After years of rampages, and the loss of countless lives on both sides (though mostly among the humans), lasting peace has been reached between humans and kaiju.
At first, it was an uneasy ‘you stop knocking over our skyscrapers, and we won’t drop bombs on you’ kind of deal, but in the years since the treaty was first signed, everyone is more-or-less used to it, and things are much more relaxed.
With greater understanding and co-operation, comes new ideas. One of those was that if young kaiju were to live alongside and understand humans, they would need to learn about them and their ways. Besides, socialising with other kaiju might lead to less violent clashes and the collateral damage that normally comes from that. Thus, it was decided that a handful of specially designed schools should be set up to normalise the youngsters.
In Kaiju Kindergarten you play the staff and pupils at an educational facility for young kaiju.
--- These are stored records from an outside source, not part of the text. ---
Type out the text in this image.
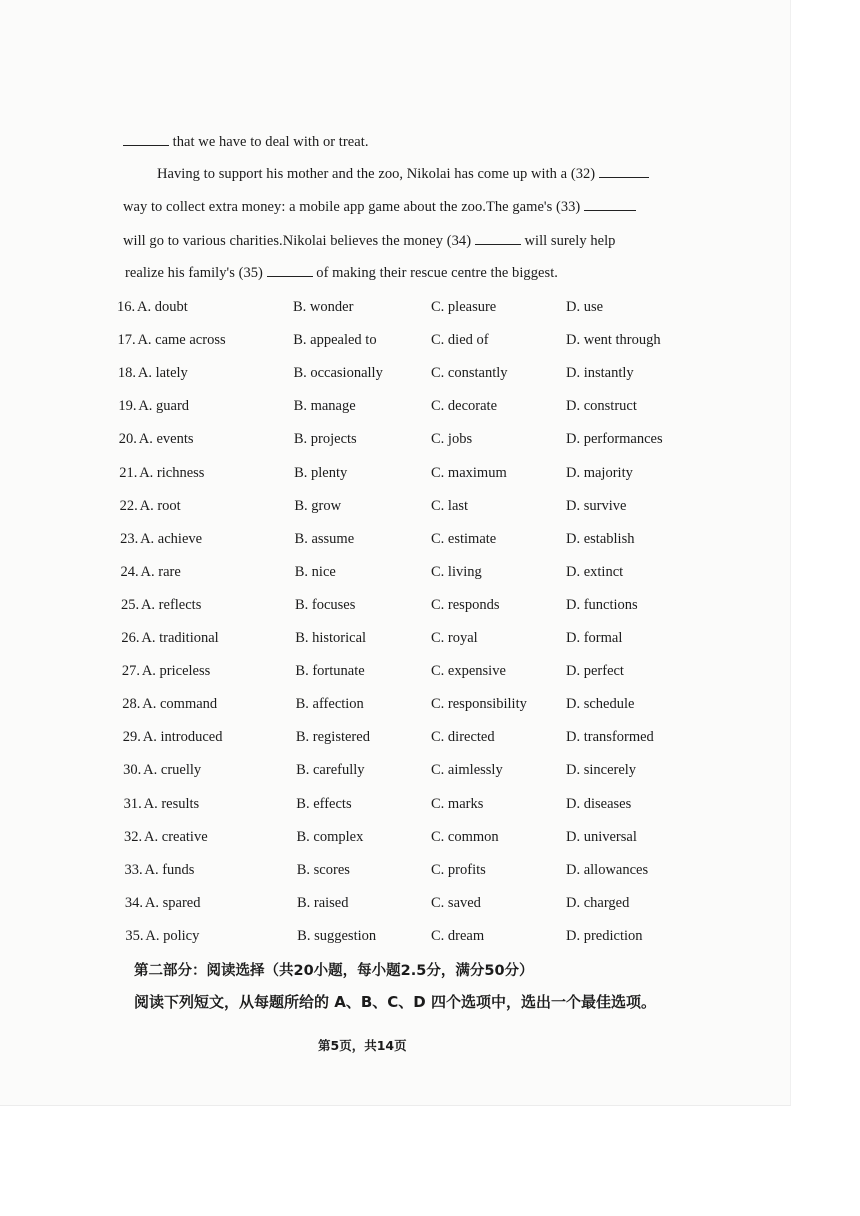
that we have to deal with or treat.
Having to support his mother and the zoo, Nikolai has come up with a (32)
way to collect extra money: a mobile app game about the zoo.The game's (33)
will go to various charities.Nikolai believes the money (34)	will surely help
realize his family's (35)	of making their rescue centre the biggest.
16. A. doubt	B. wonder	C. pleasure	D. use
17. A. came across	B. appealed to	C. died of	D. went through
18. A. lately	B. occasionally	C. constantly	D. instantly
19. A. guard	B. manage	C. decorate	D. construct
20. A. events	B. projects	C. jobs	D. performances
21. A. richness	B. plenty	C. maximum	D. majority
22. A. root	B. grow	C. last	D. survive
23. A. achieve	B. assume	C. estimate	D. establish
24. A. rare	B. nice	C. living	D. extinct
25. A. reflects	B. focuses	C. responds	D. functions
26. A. traditional	B. historical	C. royal	D. formal
27. A. priceless	B. fortunate	C. expensive	D. perfect
28. A. command	B. affection	C. responsibility	D. schedule
29. A. introduced	B. registered	C. directed	D. transformed
30. A. cruelly	B. carefully	C. aimlessly	D. sincerely
31. A. results	B. effects	C. marks	D. diseases
32. A. creative	B. complex	C. common	D. universal
33. A. funds	B. scores	C. profits	D. allowances
34. A. spared	B. raised	C. saved	D. charged
35. A. policy	B. suggestion	C. dream	D. prediction
第二部分：阅读选择（共20小题，每小题2.5分，满分50分）
阅读下列短文，从每题所给的 A、B、C、D 四个选项中，选出一个最佳选项。
第5页，共14页
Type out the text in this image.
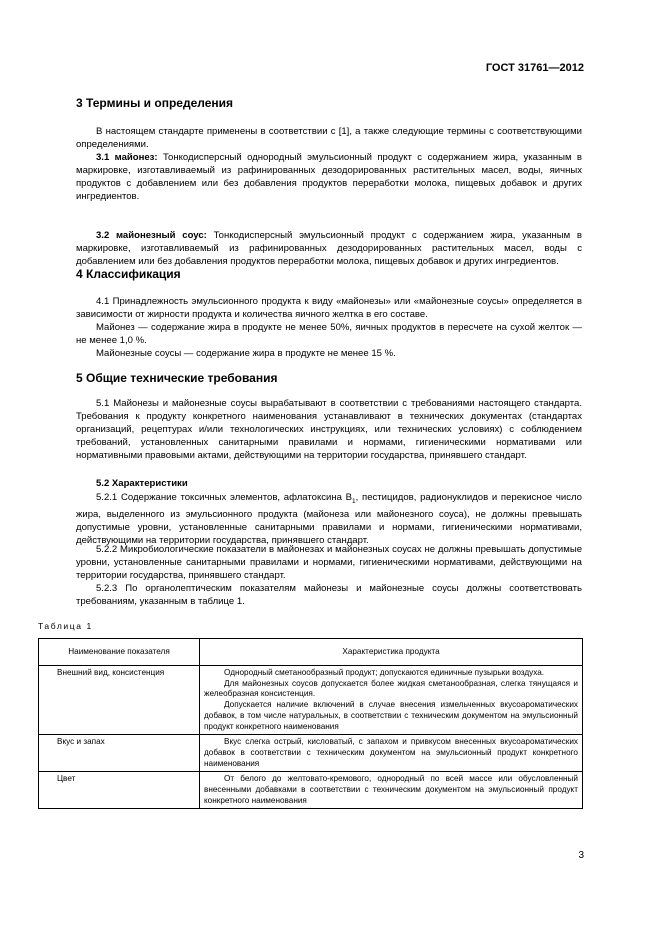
ГОСТ 31761—2012
3 Термины и определения

В настоящем стандарте применены в соответствии с [1], а также следующие термины с соответствующими определениями.

3.1 майонез: Тонкодисперсный однородный эмульсионный продукт с содержанием жира, указанным в маркировке, изготавливаемый из рафинированных дезодорированных растительных масел, воды, яичных продуктов с добавлением или без добавления продуктов переработки молока, пищевых добавок и других ингредиентов.

3.2 майонезный соус: Тонкодисперсный эмульсионный продукт с содержанием жира, указанным в маркировке, изготавливаемый из рафинированных дезодорированных растительных масел, воды с добавлением или без добавления продуктов переработки молока, пищевых добавок и других ингредиентов.

4 Классификация

4.1 Принадлежность эмульсионного продукта к виду «майонезы» или «майонезные соусы» определяется в зависимости от жирности продукта и количества яичного желтка в его составе.

Майонез — содержание жира в продукте не менее 50%, яичных продуктов в пересчете на сухой желток — не менее 1,0 %.

Майонезные соусы — содержание жира в продукте не менее 15 %.

5 Общие технические требования

5.1 Майонезы и майонезные соусы вырабатывают в соответствии с требованиями настоящего стандарта. Требования к продукту конкретного наименования устанавливают в технических документах (стандартах организаций, рецептурах и/или технологических инструкциях, или технических условиях) с соблюдением требований, установленных санитарными правилами и нормами, гигиеническими нормативами или нормативными правовыми актами, действующими на территории государства, принявшего стандарт.

5.2 Характеристики

5.2.1 Содержание токсичных элементов, афлатоксина $B_1$, пестицидов, радионуклидов и перекисное число жира, выделенного из эмульсионного продукта (майонеза или майонезного соуса), не должны превышать допустимые уровни, установленные санитарными правилами и нормами, гигиеническими нормативами, действующими на территории государства, принявшего стандарт.

5.2.2 Микробиологические показатели в майонезах и майонезных соусах не должны превышать допустимые уровни, установленные санитарными правилами и нормами, гигиеническими нормативами, действующими на территории государства, принявшего стандарт.

5.2.3 По органолептическим показателям майонезы и майонезные соусы должны соответствовать требованиям, указанным в таблице 1.

Таблица 1
Наименование показателя	Характеристика продукта
Внешний вид, консистенция	Однородный сметанообразный продукт; допускаются единичные пузырьки воздуха.

Для майонезных соусов допускается более жидкая сметанообразная, слегка тянущаяся и желеобразная консистенция.

Допускается наличие включений в случае внесения измельченных вкусоароматических добавок, в том числе натуральных, в соответствии с техническим документом на эмульсионный продукт конкретного наименования

Вкус и запах	Вкус слегка острый, кисловатый, с запахом и привкусом внесенных вкусоароматических добавок в соответствии с техническим документом на эмульсионный продукт конкретного наименования

Цвет	От белого до желтовато-кремового, однородный по всей массе или обусловленный внесенными добавками в соответствии с техническим документом на эмульсионный продукт конкретного наименования

3
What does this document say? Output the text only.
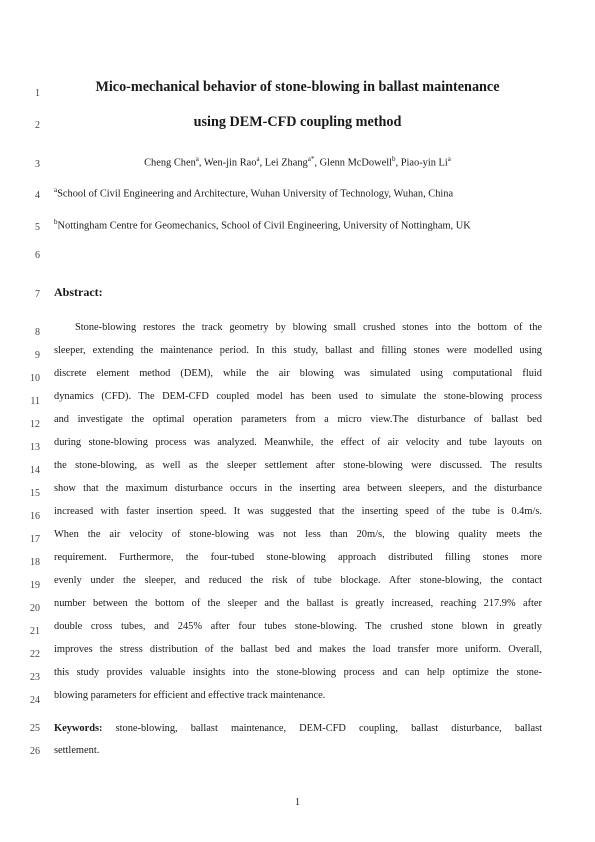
1
2
3
4
5
6
7
8
9
10
11
12
13
14
15
16
17
18
19
20
21
22
23
24
25
26
Mico-mechanical behavior of stone-blowing in ballast maintenance
using DEM-CFD coupling method
Cheng Chen$^a$, Wen-jin Rao$^a$, Lei Zhang$^{a*}$, Glenn McDowell$^b$, Piao-yin Li$^a$
$^a$School of Civil Engineering and Architecture, Wuhan University of Technology, Wuhan, China
$^b$Nottingham Centre for Geomechanics, School of Civil Engineering, University of Nottingham, UK
Abstract:
Stone-blowing restores the track geometry by blowing small crushed stones into the bottom of the
sleeper, extending the maintenance period. In this study, ballast and filling stones were modelled using
discrete element method (DEM), while the air blowing was simulated using computational fluid
dynamics (CFD). The DEM-CFD coupled model has been used to simulate the stone-blowing process
and investigate the optimal operation parameters from a micro view.The disturbance of ballast bed
during stone-blowing process was analyzed. Meanwhile, the effect of air velocity and tube layouts on
the stone-blowing, as well as the sleeper settlement after stone-blowing were discussed. The results
show that the maximum disturbance occurs in the inserting area between sleepers, and the disturbance
increased with faster insertion speed. It was suggested that the inserting speed of the tube is 0.4m/s.
When the air velocity of stone-blowing was not less than 20m/s, the blowing quality meets the
requirement. Furthermore, the four-tubed stone-blowing approach distributed filling stones more
evenly under the sleeper, and reduced the risk of tube blockage. After stone-blowing, the contact
number between the bottom of the sleeper and the ballast is greatly increased, reaching 217.9% after
double cross tubes, and 245% after four tubes stone-blowing. The crushed stone blown in greatly
improves the stress distribution of the ballast bed and makes the load transfer more uniform. Overall,
this study provides valuable insights into the stone-blowing process and can help optimize the stone-
blowing parameters for efficient and effective track maintenance.
Keywords: stone-blowing, ballast maintenance, DEM-CFD coupling, ballast disturbance, ballast
settlement.
1
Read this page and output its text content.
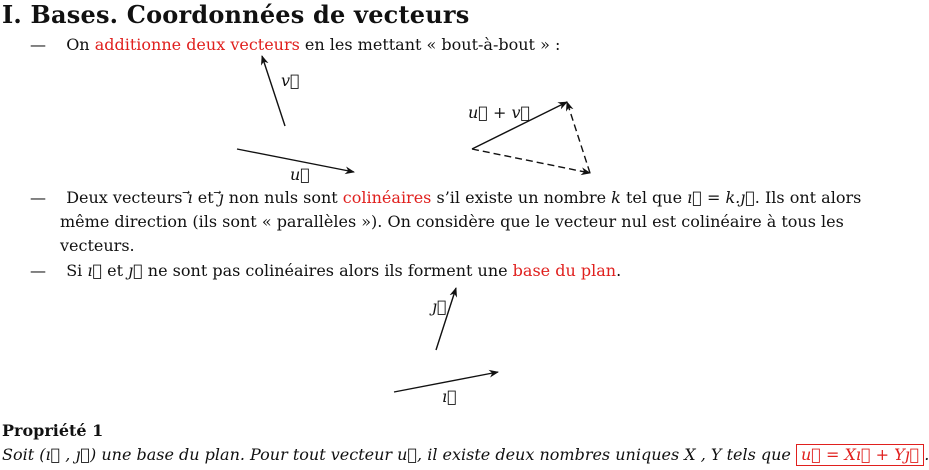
I. Bases. Coordonnées de vecteurs
— On additionne deux vecteurs en les mettant « bout-à-bout » :
— Deux vecteurs ⃗ı et ⃗ȷ non nuls sont colinéaires s’il existe un nombre k tel que ı⃗ = k.ȷ⃗. Ils ont alors
même direction (ils sont « parallèles »). On considère que le vecteur nul est colinéaire à tous les
vecteurs.
— Si ı⃗ et ȷ⃗ ne sont pas colinéaires alors ils forment une base du plan.
v⃗
u⃗
u⃗ + v⃗
ȷ⃗
ı⃗
Propriété 1
Soit (ı⃗ , ȷ⃗) une base du plan. Pour tout vecteur u⃗, il existe deux nombres uniques X , Y tels que u⃗ = Xı⃗ + Yȷ⃗ .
As the staff, your job is to try and teach the kids, make them well-rounded and productive individuals, keep them happy, and stop them from destroying the city. All while trying not to upset the parents, and attempting to cope with a chronic lack of funding from the school district.
As the pupils, you’re looking to make all of that as difficult as possible. Maybe your kaiju is a terrible person, maybe you’re nice but are clumsy and tend to destroy things, maybe there’s something else that makes things hard for the staff.
Although the name is Kaiju Kindergarten, you can use this game for other levels of school, the name was mostly for the alliteration.
This is a very freeform game, and the rules are more a framework for setting up role-play, not a system for resolving crunchy action scenes.
What dice do I need to play Kaiju Kindergarten?
The game doesn’t use cards or dice, and doesn’t have any playing pieces.
So you just need a piece of paper for a character sheet, and pen or pencil for any notes you want to take. Plus, these rules of course.